Knowledge, attitudes, and practices about tuberculosis and choice of communication channels in Thailand
Introduction: The aim of this study was to assess tuberculosis (TB) knowledge, attitudes, and practices in both the general population and risk groups in Thailand.
Methodology: In a cross-sectional survey, a general population (n = 3,074) and family members of a TB patient (n = 559) were randomly selected, using stratified multistage sampling, and interviewed.

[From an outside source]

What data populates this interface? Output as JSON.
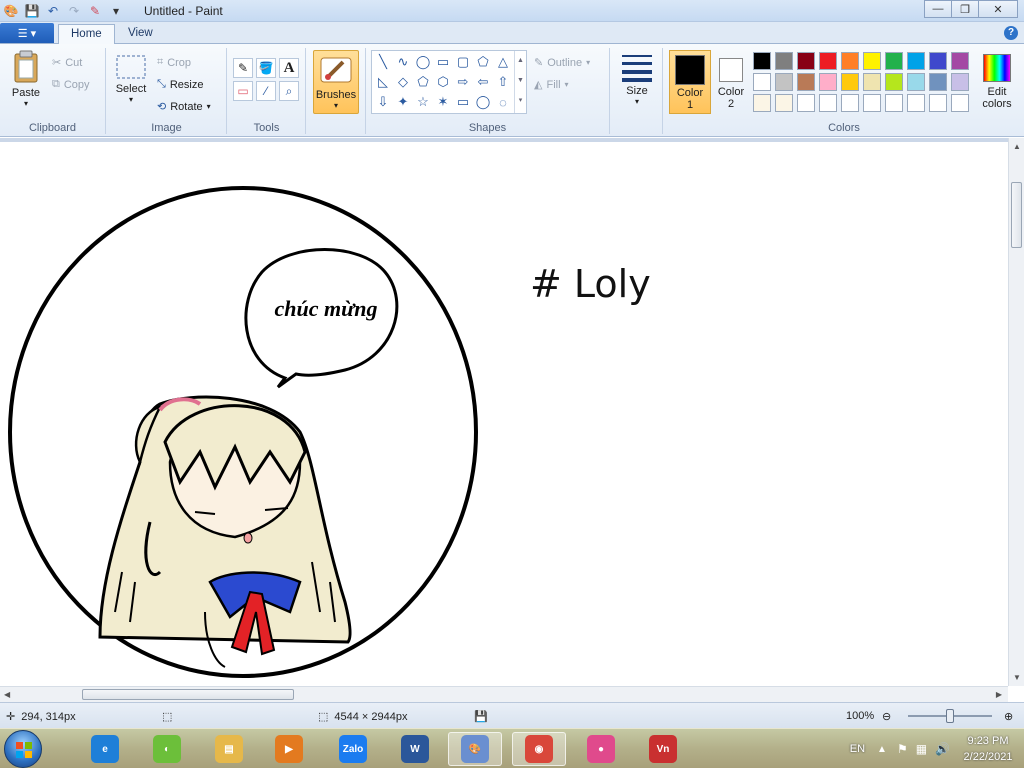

Results: The average TB knowledge score was 5.7 (maximum = 10) in the Thai and 5.1 in the migrant and ethnic minorities general populations, 6.3 in Thais with a family member with TB, and 5.4 in migrants and ethnic minorities with a family member with TB. In multivariate linear regression among the Thai general population, higher education, higher income, and knowing a person from the community with TB were all significantly associated with level of TB knowledge. Across the different study populations, 18.6% indicated that they had undergone a TB screening test. Multivariate logistic regression found that older age, lower education, being a migrant or belonging to an ethnic minority group, residing in an area supported by the Global Fund, better TB knowledge, having a family member with TB, and knowing other people in the community with TB was associated having been screened for TB.
Conclusion: This study revealed deficiencies in the public health knowledge about TB, particularly among migrants and ethnic minorities in Thailand. Sociodemographic factors should be considered when designing communication strategies and TB prevention and control interventions.